I make eggs for breakfast just about every morning, depending on how our chickens are feeling. And I have finally learned that if I talk too much between the time I take the eggs out of the pan and dig in at the table, my eggs will get cold.
President Barack Obama enjoys breakfast as well, often at what is called the National Prayer Breakfast. At last Thursday’s National Prayer Breakfast, the president spoke about religious extremism. One gets the impression the president really doesn’t like these prayer breakfasts, as he so often makes controversial statements at them.
The president began his latest musings with this: “We see sectarian war in Syria, the murder of Muslims and Christians in Nigeria, religious war in the Central African Republic, a rising tide of anti-Semitism and hate crimes in Europe, so often perpetrated in the name of religion.” But then he went further.
In noting that the “twisting and distorting” of faith is not unique to one religion, the president further explained that Christians also have a history of justifying bad deeds in with name of Jesus.
He said, “And lest we get on our high horse and think this is unique to some other place, remember that during the Crusades and the Inquisition, people committed terrible deeds in the name of Christ …”
Former Virginia governor Jim Gilmore responded by saying, “The president’s comments this morning at the prayer breakfast are the most offensive I’ve ever heard a president make in my lifetime. He has offended every believing Christian in the United States.”
I am not sure I would say the president has offended every Christian, but I would say he makes as lousy a theologian as he does as historian.
Why didn’t the president mention that the first Crusade began in 1095 AD, 460 years after Muslims overran the first Christian city? That would be 457 years after Jerusalem was taken over by Muslim armies, 427 years after Muslim armies took control of the Christian capitol of Constantinople, and 250 years after Rome was sacked by a Muslim army. Why didn’t the president throw in the fact that by the time the Crusades began, Muslim armies had conquered two-thirds of the Christian world?
Why didn’t the president say unequivocally that no Christians today believe the Crusades were a good thing? Just asking, that’s all.
I will not get an answer to those questions. And to be honest, those are not the questions that trouble me the most. I suppose this is what I would like to ask President Obama: What is your point?

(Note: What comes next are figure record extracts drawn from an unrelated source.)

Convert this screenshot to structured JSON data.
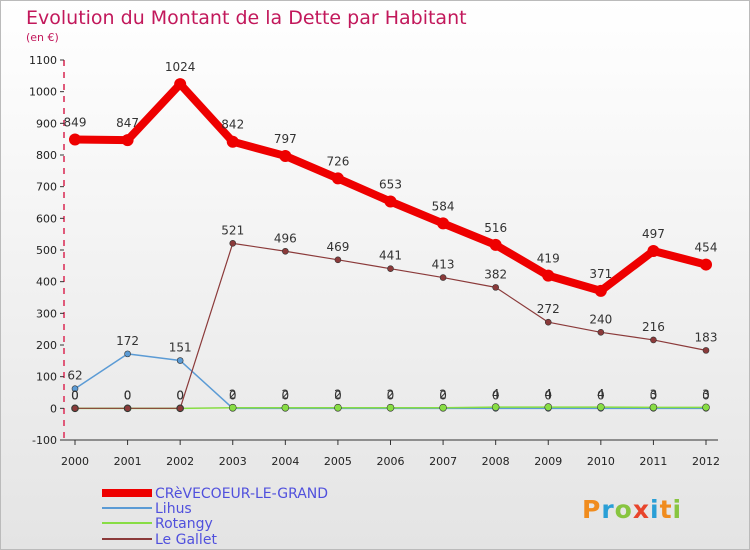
{
  "chart_data": {
    "type": "line",
    "title": "Evolution du Montant de la Dette par Habitant",
    "subtitle": "(en €)",
    "xlabel": "",
    "ylabel": "",
    "ylim": [
      -100,
      1100
    ],
    "yticks": [
      -100,
      0,
      100,
      200,
      300,
      400,
      500,
      600,
      700,
      800,
      900,
      1000,
      1100
    ],
    "ytick_labels": [
      "-100",
      "0",
      "100",
      "200",
      "300",
      "400",
      "500",
      "600",
      "700",
      "800",
      "900",
      "1000",
      "1100"
    ],
    "categories": [
      "2000",
      "2001",
      "2002",
      "2003",
      "2004",
      "2005",
      "2006",
      "2007",
      "2008",
      "2009",
      "2010",
      "2011",
      "2012"
    ],
    "series": [
      {
        "name": "CRèVECOEUR-LE-GRAND",
        "color": "#ee0000",
        "values": [
          849,
          847,
          1024,
          842,
          797,
          726,
          653,
          584,
          516,
          419,
          371,
          497,
          454
        ],
        "labels": [
          "849",
          "847",
          "1024",
          "842",
          "797",
          "726",
          "653",
          "584",
          "516",
          "419",
          "371",
          "497",
          "454"
        ]
      },
      {
        "name": "Lihus",
        "color": "#5b9bd5",
        "values": [
          62,
          172,
          151,
          0,
          0,
          0,
          0,
          0,
          0,
          0,
          0,
          0,
          0
        ],
        "labels": [
          "62",
          "172",
          "151",
          "0",
          "0",
          "0",
          "0",
          "0",
          "0",
          "0",
          "0",
          "0",
          "0"
        ]
      },
      {
        "name": "Rotangy",
        "color": "#88dd44",
        "values": [
          0,
          0,
          0,
          2,
          2,
          2,
          2,
          2,
          4,
          4,
          4,
          3,
          3
        ],
        "labels": [
          "0",
          "0",
          "0",
          "2",
          "2",
          "2",
          "2",
          "2",
          "4",
          "4",
          "4",
          "3",
          "3"
        ]
      },
      {
        "name": "Le Gallet",
        "color": "#8b3a3a",
        "values": [
          0,
          0,
          0,
          521,
          496,
          469,
          441,
          413,
          382,
          272,
          240,
          216,
          183
        ],
        "labels": [
          "0",
          "0",
          "0",
          "521",
          "496",
          "469",
          "441",
          "413",
          "382",
          "272",
          "240",
          "216",
          "183"
        ]
      }
    ],
    "legend_position": "bottom-left",
    "grid": false
  },
  "brand": {
    "logo_text": "Proxiti"
  }
}
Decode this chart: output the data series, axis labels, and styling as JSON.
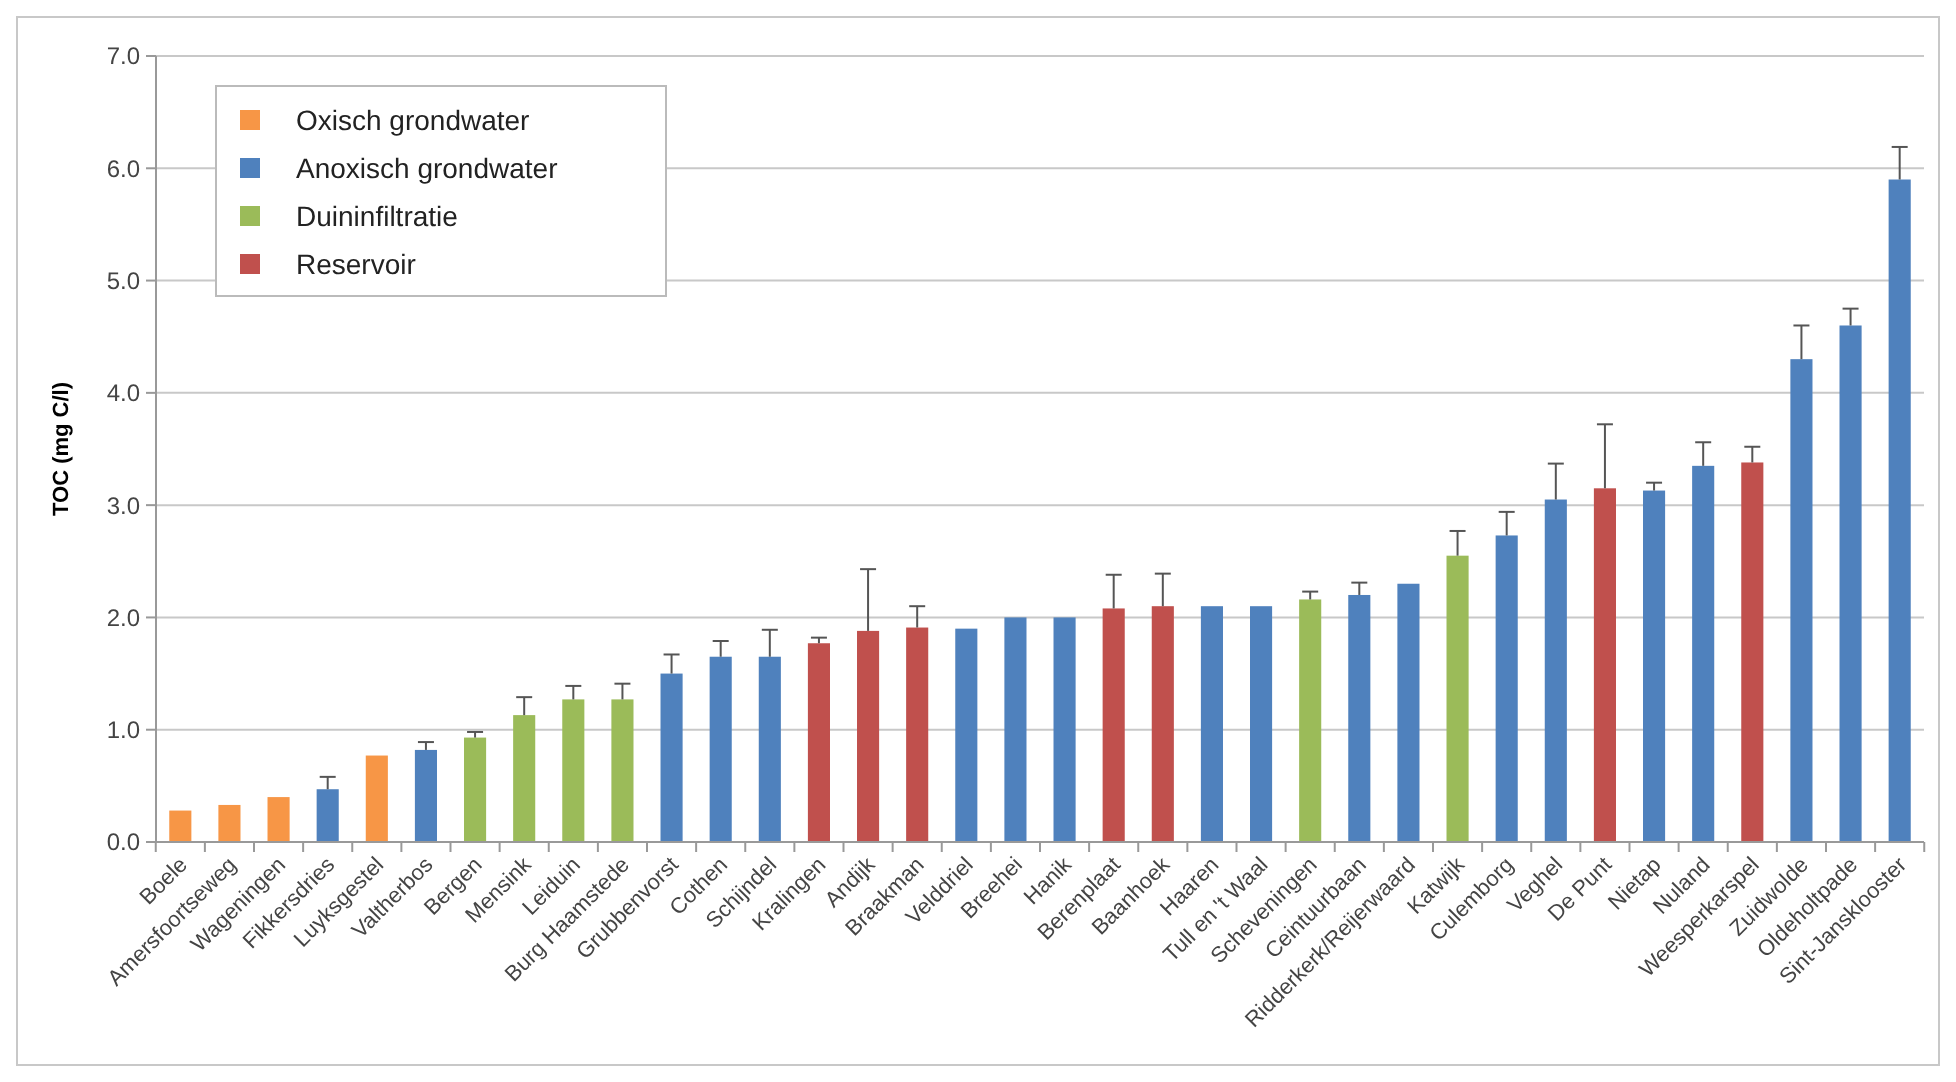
{
  "chart_data": {
    "type": "bar",
    "ylabel": "TOC (mg C/l)",
    "ylim": [
      0,
      7
    ],
    "yticks": [
      {
        "value": 0,
        "label": "0.0"
      },
      {
        "value": 1,
        "label": "1.0"
      },
      {
        "value": 2,
        "label": "2.0"
      },
      {
        "value": 3,
        "label": "3.0"
      },
      {
        "value": 4,
        "label": "4.0"
      },
      {
        "value": 5,
        "label": "5.0"
      },
      {
        "value": 6,
        "label": "6.0"
      },
      {
        "value": 7,
        "label": "7.0"
      }
    ],
    "grid": "y",
    "legend": "top left",
    "categories": [
      "Boele",
      "Amersfoortseweg",
      "Wageningen",
      "Fikkersdries",
      "Luyksgestel",
      "Valtherbos",
      "Bergen",
      "Mensink",
      "Leiduin",
      "Burg Haamstede",
      "Grubbenvorst",
      "Cothen",
      "Schijndel",
      "Kralingen",
      "Andijk",
      "Braakman",
      "Velddriel",
      "Breehei",
      "Hanik",
      "Berenplaat",
      "Baanhoek",
      "Haaren",
      "Tull en 't Waal",
      "Scheveningen",
      "Ceintuurbaan",
      "Ridderkerk/Reijerwaard",
      "Katwijk",
      "Culemborg",
      "Veghel",
      "De Punt",
      "Nietap",
      "Nuland",
      "Weesperkarspel",
      "Zuidwolde",
      "Oldeholtpade",
      "Sint-Jansklooster"
    ],
    "series": [
      {
        "name": "Oxisch grondwater",
        "color": "#f79646",
        "values": [
          0.28,
          0.33,
          0.4,
          null,
          0.77,
          null,
          null,
          null,
          null,
          null,
          null,
          null,
          null,
          null,
          null,
          null,
          null,
          null,
          null,
          null,
          null,
          null,
          null,
          null,
          null,
          null,
          null,
          null,
          null,
          null,
          null,
          null,
          null,
          null,
          null,
          null
        ]
      },
      {
        "name": "Anoxisch grondwater",
        "color": "#4f81bd",
        "values": [
          null,
          null,
          null,
          0.47,
          null,
          0.82,
          null,
          null,
          null,
          null,
          1.5,
          1.65,
          1.65,
          null,
          null,
          null,
          1.9,
          2.0,
          2.0,
          null,
          null,
          2.1,
          2.1,
          null,
          2.2,
          2.3,
          null,
          2.73,
          3.05,
          null,
          3.13,
          3.35,
          null,
          4.3,
          4.6,
          5.9
        ],
        "errors": [
          null,
          null,
          null,
          [
            0.47,
            0.58
          ],
          null,
          [
            0.82,
            0.89
          ],
          null,
          null,
          null,
          null,
          [
            1.5,
            1.67
          ],
          [
            1.65,
            1.79
          ],
          [
            1.65,
            1.89
          ],
          null,
          null,
          null,
          null,
          null,
          null,
          null,
          null,
          null,
          null,
          null,
          [
            2.2,
            2.31
          ],
          null,
          null,
          [
            2.73,
            2.94
          ],
          [
            3.05,
            3.37
          ],
          null,
          [
            3.13,
            3.2
          ],
          [
            3.35,
            3.56
          ],
          null,
          [
            4.3,
            4.6
          ],
          [
            4.6,
            4.75
          ],
          [
            5.9,
            6.19
          ]
        ]
      },
      {
        "name": "Duininfiltratie",
        "color": "#9bbb59",
        "values": [
          null,
          null,
          null,
          null,
          null,
          null,
          0.93,
          1.13,
          1.27,
          1.27,
          null,
          null,
          null,
          null,
          null,
          null,
          null,
          null,
          null,
          null,
          null,
          null,
          null,
          2.16,
          null,
          null,
          2.55,
          null,
          null,
          null,
          null,
          null,
          null,
          null,
          null,
          null
        ],
        "errors": [
          null,
          null,
          null,
          null,
          null,
          null,
          [
            0.93,
            0.98
          ],
          [
            1.13,
            1.29
          ],
          [
            1.27,
            1.39
          ],
          [
            1.27,
            1.41
          ],
          null,
          null,
          null,
          null,
          null,
          null,
          null,
          null,
          null,
          null,
          null,
          null,
          null,
          [
            2.16,
            2.23
          ],
          null,
          null,
          [
            2.55,
            2.77
          ],
          null,
          null,
          null,
          null,
          null,
          null,
          null,
          null,
          null
        ]
      },
      {
        "name": "Reservoir",
        "color": "#c0504d",
        "values": [
          null,
          null,
          null,
          null,
          null,
          null,
          null,
          null,
          null,
          null,
          null,
          null,
          null,
          1.77,
          1.88,
          1.91,
          null,
          null,
          null,
          2.08,
          2.1,
          null,
          null,
          null,
          null,
          null,
          null,
          null,
          null,
          3.15,
          null,
          null,
          3.38,
          null,
          null,
          null
        ],
        "errors": [
          null,
          null,
          null,
          null,
          null,
          null,
          null,
          null,
          null,
          null,
          null,
          null,
          null,
          [
            1.77,
            1.82
          ],
          [
            1.88,
            2.43
          ],
          [
            1.91,
            2.1
          ],
          null,
          null,
          null,
          [
            2.08,
            2.38
          ],
          [
            2.1,
            2.39
          ],
          null,
          null,
          null,
          null,
          null,
          null,
          null,
          null,
          [
            3.15,
            3.72
          ],
          null,
          null,
          [
            3.38,
            3.52
          ],
          null,
          null,
          null
        ]
      }
    ]
  }
}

What is the point in making such a statement? Why say such a thing? This is not the Middle Ages. Extremist Christianity is no longer a threat to anyone. The threat the world is dealing with in 2015 is extremist Islam. What could possibly be the point?
If the president’s point is that we Christians ought to feel terrible about what Christians-behaving-badly did 1,000 years ago, then I believe that message got lost. If his point was to suggest a measure of empathy for what ISIS is doing, then that certainly did not come through, either.

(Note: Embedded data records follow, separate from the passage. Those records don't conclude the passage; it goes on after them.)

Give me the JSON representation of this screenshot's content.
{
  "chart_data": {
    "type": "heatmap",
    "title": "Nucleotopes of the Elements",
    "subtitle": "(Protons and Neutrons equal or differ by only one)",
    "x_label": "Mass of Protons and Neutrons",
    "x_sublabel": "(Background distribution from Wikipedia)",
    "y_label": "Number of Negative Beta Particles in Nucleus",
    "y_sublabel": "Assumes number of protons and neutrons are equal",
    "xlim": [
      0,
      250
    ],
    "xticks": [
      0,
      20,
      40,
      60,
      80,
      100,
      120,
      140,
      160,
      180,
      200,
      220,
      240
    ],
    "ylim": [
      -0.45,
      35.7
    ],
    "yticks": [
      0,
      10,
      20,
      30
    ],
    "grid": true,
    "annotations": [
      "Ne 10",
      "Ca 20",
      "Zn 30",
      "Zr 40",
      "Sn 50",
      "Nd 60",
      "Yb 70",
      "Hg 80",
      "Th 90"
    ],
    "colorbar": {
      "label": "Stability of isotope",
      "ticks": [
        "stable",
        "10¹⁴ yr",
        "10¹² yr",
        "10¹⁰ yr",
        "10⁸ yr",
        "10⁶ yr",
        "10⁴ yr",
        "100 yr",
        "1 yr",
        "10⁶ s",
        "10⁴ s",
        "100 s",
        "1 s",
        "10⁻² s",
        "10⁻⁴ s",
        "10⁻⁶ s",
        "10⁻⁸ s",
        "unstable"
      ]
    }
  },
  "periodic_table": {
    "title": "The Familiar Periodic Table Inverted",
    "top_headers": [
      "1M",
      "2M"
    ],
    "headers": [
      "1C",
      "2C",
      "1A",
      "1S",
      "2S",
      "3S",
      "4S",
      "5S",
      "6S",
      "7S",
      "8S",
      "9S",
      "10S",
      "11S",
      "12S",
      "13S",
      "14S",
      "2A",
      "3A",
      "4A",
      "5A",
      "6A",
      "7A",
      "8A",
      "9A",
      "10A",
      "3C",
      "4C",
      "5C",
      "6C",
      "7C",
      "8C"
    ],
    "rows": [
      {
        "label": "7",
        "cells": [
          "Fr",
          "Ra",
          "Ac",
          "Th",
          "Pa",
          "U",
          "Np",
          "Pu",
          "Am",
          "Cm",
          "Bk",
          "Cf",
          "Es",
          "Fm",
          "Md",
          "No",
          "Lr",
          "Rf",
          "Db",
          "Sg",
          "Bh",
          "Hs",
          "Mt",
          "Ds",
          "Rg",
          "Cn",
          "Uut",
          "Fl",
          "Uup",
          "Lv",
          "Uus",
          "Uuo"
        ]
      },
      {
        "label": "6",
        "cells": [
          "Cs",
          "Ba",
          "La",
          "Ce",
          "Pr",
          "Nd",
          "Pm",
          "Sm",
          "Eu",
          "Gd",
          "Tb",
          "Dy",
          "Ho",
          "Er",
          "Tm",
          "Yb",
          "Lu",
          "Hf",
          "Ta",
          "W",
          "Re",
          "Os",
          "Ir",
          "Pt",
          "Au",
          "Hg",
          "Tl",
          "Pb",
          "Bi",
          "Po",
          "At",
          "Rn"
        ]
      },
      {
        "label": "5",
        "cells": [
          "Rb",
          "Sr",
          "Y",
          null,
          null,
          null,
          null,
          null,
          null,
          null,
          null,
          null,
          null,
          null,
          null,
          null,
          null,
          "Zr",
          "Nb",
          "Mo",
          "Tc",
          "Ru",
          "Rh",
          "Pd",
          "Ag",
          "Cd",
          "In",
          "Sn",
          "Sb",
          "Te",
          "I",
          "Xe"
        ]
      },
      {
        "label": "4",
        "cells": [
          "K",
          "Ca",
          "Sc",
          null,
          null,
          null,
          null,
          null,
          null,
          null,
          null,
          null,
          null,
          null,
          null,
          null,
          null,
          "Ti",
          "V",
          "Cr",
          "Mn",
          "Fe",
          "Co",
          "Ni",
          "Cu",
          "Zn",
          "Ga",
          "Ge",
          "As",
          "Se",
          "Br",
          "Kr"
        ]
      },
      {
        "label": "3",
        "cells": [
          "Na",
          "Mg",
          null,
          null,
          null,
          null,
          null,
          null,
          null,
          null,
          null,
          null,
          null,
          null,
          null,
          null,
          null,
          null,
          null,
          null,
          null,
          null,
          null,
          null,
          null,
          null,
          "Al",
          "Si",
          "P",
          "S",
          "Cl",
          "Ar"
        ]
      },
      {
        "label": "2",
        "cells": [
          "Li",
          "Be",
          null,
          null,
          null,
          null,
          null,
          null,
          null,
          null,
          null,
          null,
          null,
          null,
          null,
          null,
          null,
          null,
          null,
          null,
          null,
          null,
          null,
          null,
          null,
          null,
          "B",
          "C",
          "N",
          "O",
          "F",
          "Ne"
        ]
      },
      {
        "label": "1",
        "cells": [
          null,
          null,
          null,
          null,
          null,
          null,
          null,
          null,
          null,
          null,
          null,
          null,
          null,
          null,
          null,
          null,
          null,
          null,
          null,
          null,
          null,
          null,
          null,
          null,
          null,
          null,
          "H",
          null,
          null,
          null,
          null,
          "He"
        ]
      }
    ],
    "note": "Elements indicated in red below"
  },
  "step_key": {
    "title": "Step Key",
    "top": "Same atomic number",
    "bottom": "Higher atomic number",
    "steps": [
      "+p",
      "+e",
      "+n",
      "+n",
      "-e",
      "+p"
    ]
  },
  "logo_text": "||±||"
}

Perhaps what he could have said is that, just as mainstream Christianity corrected extremists (who, by the way, were after land more than anything else) in the Middle Ages, so too could Islam today. What he could have said is that it was Christian humanism that brought the world out of those violent Middle Ages, to the Age of Enlightenment, and to democracy itself. Instead, in downplaying the value Christianity has brought to the world since the Middle Ages, the president calls into question his own understanding of the foundation of this country’s ideology.
As Jim Gilmore added, “This goes further to the point that Mr. Obama does not believe in America or the values we all share.”
Sit down and eat, Mr. President. Your eggs are getting cold.
The Rev. Dr. Bob LeFavi, installed member of the Society of Ordained Scientists, is pastor at Bethel Lutheran Church, Springfield.